Galen Baynes focuses his practice on representing employees in wage theft cases, litigating employment discrimination claims, and advising clients in resolving employment disputes and negotiating severance and separation agreements.
Galen is a skilled litigator who has represented clients in proceedings before the United States Court of Appeals for the Second Circuit, the federal district courts in New York and New Jersey, the American Arbitration Association, and government agencies. Among his notable litigation results, he has secured multiple six-figure settlements on behalf of his clients, including a $400,000 offer of judgment on behalf of two kitchen workers at a Vietnamese restaurant in Queens. Galen also successfully obtained summary judgment on behalf of four waiters and bartenders in their wage litigation against a German restaurant in Manhattan and secured the dismissal of an employee’s retaliation claims against a Korean newspaper company under the Fair Labor Standards Act and New York Labor Law, which was affirmed on appeal.
In addition to his litigation successes, Galen takes pride in providing thoughtful counseling to executive clients in negotiating severance and separation agreements, navigating issues with non-competition and other restrictive covenants in employment agreements, and resolving other employment disputes. He has represented executives in the banking and medical industries in navigating thorny employment disputes and separations from their employers.
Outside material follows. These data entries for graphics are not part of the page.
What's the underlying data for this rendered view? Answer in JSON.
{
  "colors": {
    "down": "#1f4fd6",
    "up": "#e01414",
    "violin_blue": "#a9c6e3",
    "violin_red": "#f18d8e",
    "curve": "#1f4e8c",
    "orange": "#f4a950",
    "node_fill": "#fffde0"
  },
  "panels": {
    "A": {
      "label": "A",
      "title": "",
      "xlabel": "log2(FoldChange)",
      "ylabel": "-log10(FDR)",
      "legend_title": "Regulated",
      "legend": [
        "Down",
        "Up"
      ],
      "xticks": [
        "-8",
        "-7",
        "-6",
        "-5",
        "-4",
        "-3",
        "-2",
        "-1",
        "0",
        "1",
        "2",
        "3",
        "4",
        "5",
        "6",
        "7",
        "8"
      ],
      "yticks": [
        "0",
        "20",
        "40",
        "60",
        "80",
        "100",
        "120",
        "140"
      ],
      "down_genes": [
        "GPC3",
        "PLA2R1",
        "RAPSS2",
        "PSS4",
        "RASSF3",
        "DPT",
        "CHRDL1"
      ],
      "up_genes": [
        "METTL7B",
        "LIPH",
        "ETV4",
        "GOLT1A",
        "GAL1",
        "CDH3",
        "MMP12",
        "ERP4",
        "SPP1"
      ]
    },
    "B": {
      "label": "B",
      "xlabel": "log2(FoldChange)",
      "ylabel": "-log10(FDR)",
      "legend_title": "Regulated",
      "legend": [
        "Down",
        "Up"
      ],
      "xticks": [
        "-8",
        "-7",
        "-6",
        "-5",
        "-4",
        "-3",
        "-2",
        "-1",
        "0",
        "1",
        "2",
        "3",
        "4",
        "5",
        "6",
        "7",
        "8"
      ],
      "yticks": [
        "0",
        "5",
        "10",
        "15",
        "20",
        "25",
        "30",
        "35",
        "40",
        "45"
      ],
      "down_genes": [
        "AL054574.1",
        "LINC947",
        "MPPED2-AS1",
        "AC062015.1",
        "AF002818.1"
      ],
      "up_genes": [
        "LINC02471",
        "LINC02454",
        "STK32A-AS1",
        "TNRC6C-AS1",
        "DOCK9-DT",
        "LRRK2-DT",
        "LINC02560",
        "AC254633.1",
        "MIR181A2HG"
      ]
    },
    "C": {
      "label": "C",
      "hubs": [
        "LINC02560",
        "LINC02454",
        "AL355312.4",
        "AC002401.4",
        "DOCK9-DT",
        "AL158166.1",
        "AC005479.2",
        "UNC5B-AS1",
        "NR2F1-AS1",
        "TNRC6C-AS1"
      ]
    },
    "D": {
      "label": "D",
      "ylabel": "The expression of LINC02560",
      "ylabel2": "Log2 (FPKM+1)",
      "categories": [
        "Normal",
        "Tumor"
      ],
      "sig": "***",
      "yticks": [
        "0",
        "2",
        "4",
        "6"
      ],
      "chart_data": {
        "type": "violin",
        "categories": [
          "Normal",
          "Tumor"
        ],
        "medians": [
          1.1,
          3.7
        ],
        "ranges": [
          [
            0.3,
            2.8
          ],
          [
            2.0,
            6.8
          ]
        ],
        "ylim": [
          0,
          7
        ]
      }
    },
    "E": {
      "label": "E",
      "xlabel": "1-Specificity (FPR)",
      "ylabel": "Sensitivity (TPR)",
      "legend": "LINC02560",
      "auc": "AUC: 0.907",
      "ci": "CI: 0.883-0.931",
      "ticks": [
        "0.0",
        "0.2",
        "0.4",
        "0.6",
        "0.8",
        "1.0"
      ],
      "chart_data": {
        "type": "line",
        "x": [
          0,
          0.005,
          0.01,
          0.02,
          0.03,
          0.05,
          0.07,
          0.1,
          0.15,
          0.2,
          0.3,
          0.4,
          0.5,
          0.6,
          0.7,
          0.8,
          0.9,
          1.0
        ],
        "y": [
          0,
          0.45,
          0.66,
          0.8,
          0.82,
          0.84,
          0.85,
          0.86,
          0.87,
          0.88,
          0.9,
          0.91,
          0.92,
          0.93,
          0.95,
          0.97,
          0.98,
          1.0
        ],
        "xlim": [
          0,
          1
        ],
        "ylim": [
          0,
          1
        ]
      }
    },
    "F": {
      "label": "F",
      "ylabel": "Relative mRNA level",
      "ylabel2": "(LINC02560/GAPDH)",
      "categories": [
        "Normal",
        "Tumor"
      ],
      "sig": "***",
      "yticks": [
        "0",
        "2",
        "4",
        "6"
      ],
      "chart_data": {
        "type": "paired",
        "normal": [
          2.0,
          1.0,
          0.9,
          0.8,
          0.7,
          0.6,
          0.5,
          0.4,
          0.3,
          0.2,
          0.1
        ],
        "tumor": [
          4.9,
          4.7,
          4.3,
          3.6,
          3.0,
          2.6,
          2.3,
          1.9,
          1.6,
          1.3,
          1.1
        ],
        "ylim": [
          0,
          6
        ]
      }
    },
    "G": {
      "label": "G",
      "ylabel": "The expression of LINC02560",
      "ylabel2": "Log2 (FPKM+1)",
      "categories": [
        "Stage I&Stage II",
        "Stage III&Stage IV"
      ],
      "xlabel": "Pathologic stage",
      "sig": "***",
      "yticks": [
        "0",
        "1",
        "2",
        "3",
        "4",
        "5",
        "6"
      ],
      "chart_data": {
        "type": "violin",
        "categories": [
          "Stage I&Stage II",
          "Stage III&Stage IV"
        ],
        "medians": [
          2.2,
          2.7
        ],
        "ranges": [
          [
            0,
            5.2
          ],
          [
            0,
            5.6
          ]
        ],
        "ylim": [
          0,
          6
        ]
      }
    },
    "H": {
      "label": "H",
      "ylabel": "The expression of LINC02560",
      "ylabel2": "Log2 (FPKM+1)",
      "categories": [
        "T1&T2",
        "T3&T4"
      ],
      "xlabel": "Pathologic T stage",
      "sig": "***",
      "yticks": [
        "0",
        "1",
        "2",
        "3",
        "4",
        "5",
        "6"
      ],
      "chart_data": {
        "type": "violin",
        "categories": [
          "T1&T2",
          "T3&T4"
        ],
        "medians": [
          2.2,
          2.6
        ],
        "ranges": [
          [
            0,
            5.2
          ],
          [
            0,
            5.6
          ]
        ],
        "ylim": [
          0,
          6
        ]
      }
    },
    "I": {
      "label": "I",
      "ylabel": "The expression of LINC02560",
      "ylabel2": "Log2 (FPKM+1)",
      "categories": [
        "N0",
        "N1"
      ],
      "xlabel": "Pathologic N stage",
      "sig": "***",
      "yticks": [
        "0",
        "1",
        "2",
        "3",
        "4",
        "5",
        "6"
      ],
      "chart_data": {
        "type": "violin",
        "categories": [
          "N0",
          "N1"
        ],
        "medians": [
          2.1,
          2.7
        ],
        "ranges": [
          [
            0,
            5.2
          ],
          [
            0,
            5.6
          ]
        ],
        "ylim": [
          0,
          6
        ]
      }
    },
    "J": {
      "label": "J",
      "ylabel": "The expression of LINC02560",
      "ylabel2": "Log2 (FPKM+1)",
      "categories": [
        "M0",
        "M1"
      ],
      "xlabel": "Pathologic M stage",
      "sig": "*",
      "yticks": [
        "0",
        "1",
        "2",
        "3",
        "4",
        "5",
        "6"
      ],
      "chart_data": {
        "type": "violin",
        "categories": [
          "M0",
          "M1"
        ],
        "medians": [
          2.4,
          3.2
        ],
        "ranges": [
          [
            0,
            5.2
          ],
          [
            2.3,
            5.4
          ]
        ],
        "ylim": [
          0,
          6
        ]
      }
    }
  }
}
Prior to joining PLG, Galen served for two years as a law clerk to Chief Judge Wilma A. Lewis at the United States District Court of the Virgin Islands on St. Croix. He received his J.D. magna cum laude, Order of the Coif, from Case Western Reserve University School of Law, where he was a Frederick K. Cox International Law Center Fellow and senior editor of the Case Western Reserve University Law Review.
Before law school, Galen was an investigator with the New York City Civilian Complaint Review Board, where he conducted investigations into allegations of police misconduct. He also lived for five years in Managua, Nicaragua, where he worked for various nonprofit organizations including American Jewish World Service, World Learning, and Witness for Peace. He is a fluent Spanish speaker.